My point is actually to not scare you at all; I had a second baby, I was ready for a difficult time and…from day 1 she breastfed like a queen, pain-free; I was able to understand that when the baby is latching properly you don’t feel it, she knew how to handle forceful let downs from the beginning, feedings length were between 5-20 minutes, only one breast at the time, and she took naps from 1 ½ to 3 hours. How did that happen? Nobody knows…same mother different babies, different needs and personalities.

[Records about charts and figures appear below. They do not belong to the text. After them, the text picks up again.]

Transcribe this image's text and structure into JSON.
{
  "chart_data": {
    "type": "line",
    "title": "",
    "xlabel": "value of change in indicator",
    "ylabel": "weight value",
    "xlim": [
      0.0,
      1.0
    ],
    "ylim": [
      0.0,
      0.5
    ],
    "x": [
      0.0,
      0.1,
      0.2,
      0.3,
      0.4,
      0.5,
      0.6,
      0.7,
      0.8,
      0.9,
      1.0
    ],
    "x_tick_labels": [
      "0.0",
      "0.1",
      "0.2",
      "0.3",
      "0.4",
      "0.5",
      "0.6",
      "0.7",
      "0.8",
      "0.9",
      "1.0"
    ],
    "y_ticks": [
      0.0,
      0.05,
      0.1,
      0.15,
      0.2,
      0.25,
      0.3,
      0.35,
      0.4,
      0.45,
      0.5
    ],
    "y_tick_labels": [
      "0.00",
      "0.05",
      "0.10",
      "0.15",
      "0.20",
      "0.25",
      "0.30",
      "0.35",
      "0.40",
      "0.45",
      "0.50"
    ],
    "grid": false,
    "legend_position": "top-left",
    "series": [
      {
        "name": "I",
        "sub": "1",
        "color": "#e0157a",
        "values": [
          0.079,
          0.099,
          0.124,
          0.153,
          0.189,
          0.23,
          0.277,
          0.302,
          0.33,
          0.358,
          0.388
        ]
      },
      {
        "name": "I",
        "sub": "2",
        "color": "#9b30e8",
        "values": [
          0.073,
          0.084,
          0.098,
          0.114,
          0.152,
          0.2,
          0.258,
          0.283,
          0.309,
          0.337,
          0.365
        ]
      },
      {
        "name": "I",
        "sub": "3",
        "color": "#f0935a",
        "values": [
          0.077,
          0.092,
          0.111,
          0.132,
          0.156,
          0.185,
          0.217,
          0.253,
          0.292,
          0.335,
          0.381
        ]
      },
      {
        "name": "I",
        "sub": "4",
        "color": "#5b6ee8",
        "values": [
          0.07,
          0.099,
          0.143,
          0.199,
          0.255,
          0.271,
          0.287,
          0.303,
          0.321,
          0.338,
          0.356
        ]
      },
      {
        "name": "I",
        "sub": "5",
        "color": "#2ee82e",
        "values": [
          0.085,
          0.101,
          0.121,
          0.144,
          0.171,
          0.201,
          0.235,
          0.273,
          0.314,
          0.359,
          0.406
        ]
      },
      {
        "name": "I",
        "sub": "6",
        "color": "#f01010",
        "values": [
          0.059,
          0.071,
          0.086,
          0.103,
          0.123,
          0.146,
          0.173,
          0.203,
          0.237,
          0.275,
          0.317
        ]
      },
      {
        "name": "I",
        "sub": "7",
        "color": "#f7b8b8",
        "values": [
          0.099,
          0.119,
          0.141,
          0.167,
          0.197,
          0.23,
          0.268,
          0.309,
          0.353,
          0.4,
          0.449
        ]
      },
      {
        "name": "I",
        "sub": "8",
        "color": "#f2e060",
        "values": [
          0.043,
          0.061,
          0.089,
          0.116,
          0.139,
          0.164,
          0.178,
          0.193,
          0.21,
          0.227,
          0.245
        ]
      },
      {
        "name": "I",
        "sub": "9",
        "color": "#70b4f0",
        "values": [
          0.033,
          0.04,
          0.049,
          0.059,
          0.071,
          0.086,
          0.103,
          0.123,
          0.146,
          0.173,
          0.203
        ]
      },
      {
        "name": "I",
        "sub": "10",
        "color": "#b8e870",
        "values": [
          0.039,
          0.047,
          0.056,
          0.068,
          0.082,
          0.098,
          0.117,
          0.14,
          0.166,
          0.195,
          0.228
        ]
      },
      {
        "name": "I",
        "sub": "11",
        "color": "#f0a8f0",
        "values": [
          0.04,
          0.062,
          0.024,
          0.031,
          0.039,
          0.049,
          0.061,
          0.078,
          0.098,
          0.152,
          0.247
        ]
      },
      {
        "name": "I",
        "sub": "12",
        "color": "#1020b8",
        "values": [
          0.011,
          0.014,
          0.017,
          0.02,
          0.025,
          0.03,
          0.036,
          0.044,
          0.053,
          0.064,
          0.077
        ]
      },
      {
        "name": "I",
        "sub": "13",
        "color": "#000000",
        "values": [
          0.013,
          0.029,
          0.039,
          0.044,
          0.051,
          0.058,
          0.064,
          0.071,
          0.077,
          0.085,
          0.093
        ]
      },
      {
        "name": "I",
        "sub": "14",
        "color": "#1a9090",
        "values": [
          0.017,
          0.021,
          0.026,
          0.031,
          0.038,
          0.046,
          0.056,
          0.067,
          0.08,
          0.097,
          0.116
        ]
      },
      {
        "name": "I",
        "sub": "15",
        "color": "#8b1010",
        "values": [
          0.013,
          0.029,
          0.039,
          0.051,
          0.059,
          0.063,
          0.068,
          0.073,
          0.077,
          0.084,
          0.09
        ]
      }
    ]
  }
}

Wyatt wanted to sleep against our chest every night for the first 3-4 months; she didn’t want to be touched when she was sleeping. She only needed to be sure that we were sleeping close to her in the same bed, but not sleeping ‘on’ us.
I breastfed Wyatt for 4 ½ years; Hazel is 1 year, 3 months old and she still happily breastfeeding.
I don’t know if breastfeeding is easier than the ‘other’ method…I never tried it. I did pump when I went back to work and it was an extra job but it maintained my milk supply as well as a connection with my baby, who was waiting for me at home drinking this precious gift that only moms can give.
I do not regret every single minute that I spend breastfeeding my babies. Yes, I would definitely do it again!
Breastfeeding certainly takes much time and energy, but it gives me the opportunity to bond with my baby every single time, to look at her, talk to her, and enjoy her in a way that can be only done once in a life time: The Breast Time of Life.